The last time I was writing about Madeira, it was with some trepidation. For those of you who read regularly The holiday I’m not looking forward to was about my (in fact our – both my wife and I were not feeling the holiday spirit at all) real antipathy towards going on holiday to Madeira. It was the idea of the ‘summer holiday’s that just didn’t speak to us. Despite the less than sporty physique, I am not one for lying on the beach for 7 days any more (If I even once was) or lounging by a hotel pool reading pulp fiction. Frankly darling I could do that in Skegness (albeit with my coat on).
So back to the pre holiday blues really not wanting to go. I am looking back and asking myself what these feelings were all about? I haven’t been on a summer holiday for probably about 15 years in the truest sense of the word, so perhaps there was an old feeling reminiscent with my 20s when my feeling of not quite fitting in and very fluctuating mental health meant not so great experiences although to be fair, mixed with some great alcohol fuelled nights of partying which kind of got left in my 20s…
Also I think a sense of will we get on? Ridiculous really, my wife and I have been together nearly four years but this is our first summer holiday together, our first time on a plane, what if we realised we were not week long holiday compatible at this point?
This coupled with the seatbelt fear – for those of you we don’t know what that is, the fear of having to ask for an extended seatbelt in a plane full of disdainful skinniest, really did ramp up the anxiety register. So not a good start. So we’ve been here now for 3 days. Has all the worrying come to fruition? Are we having the pants time we so honestly expected? The answer, unsurprisingly to all my supportive Facebook friends who told me we’d have a great time, is no. We’re having an amazing, fun, and restful trip. God I can almost hear the ‘I told you so’s pouring forth now’ and well deserved they would be!
You see what I forgot in this whirlwind of thought before we left is I am a different person to that ball of mess that was my early 20s, I am calmer, mindful, with better mental health. I also forgot that just because it’s a hot country doesn’t mean you have to lie on the beach if you don’t want to (Funchal doesn’t have a beach anyway so we’d be pretty stuffed). No actually we can exercise free will and go off and do stuff. So we went dolphin watching in the Atlantic today ,which was amazing. We had Japanese food listening to the waves rolling over the rocks last night with me trying to make friends with the local dogs. Tomorrow we’re touring the west of the island and heading up into the mountains. Unsurprisingly our rock solid marriage hasn’t fallen apart the second we boarded a plane.

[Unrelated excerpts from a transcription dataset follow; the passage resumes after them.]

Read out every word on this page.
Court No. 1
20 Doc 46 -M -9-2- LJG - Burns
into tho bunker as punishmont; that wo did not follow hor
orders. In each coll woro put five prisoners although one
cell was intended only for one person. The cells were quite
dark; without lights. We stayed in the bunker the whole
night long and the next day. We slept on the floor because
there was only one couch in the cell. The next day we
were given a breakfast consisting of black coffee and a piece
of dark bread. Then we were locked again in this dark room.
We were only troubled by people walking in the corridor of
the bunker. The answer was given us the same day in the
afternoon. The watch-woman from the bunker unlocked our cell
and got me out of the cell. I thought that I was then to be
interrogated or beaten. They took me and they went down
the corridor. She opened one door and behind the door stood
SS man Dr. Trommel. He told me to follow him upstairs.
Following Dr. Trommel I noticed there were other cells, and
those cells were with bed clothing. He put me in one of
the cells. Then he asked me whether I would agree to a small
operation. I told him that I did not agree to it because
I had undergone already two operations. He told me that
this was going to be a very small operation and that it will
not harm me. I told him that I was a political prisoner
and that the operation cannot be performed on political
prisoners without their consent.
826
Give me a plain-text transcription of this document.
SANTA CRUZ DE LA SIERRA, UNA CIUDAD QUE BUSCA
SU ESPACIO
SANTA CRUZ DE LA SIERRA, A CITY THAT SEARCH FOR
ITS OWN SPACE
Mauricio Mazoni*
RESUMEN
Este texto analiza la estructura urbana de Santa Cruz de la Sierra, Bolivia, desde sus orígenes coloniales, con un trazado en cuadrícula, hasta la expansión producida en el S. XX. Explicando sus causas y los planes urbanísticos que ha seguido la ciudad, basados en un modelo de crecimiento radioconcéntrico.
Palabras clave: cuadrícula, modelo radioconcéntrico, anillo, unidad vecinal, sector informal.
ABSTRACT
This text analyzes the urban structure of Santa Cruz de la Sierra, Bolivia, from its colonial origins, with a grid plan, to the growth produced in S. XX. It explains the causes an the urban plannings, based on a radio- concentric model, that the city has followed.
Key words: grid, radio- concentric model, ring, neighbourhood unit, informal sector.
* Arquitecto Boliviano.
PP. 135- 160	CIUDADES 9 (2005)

At this point reader if you’re starting to itch, don’t worry, I feel like giving myself a slap! What was I thinking! Although we’ve got a few days left , we’ve already started to relax in a way that is hard when you’re at home, surrounded by all the daily stuff.
So I can truly say I’m an idiot, and actually I like summer holidays , as long as they involve doing stuff as well as relaxing, and this will not be our last, and for those what Madeira is actually like rather than my navel gazing, I will do a proper post on that later in the week.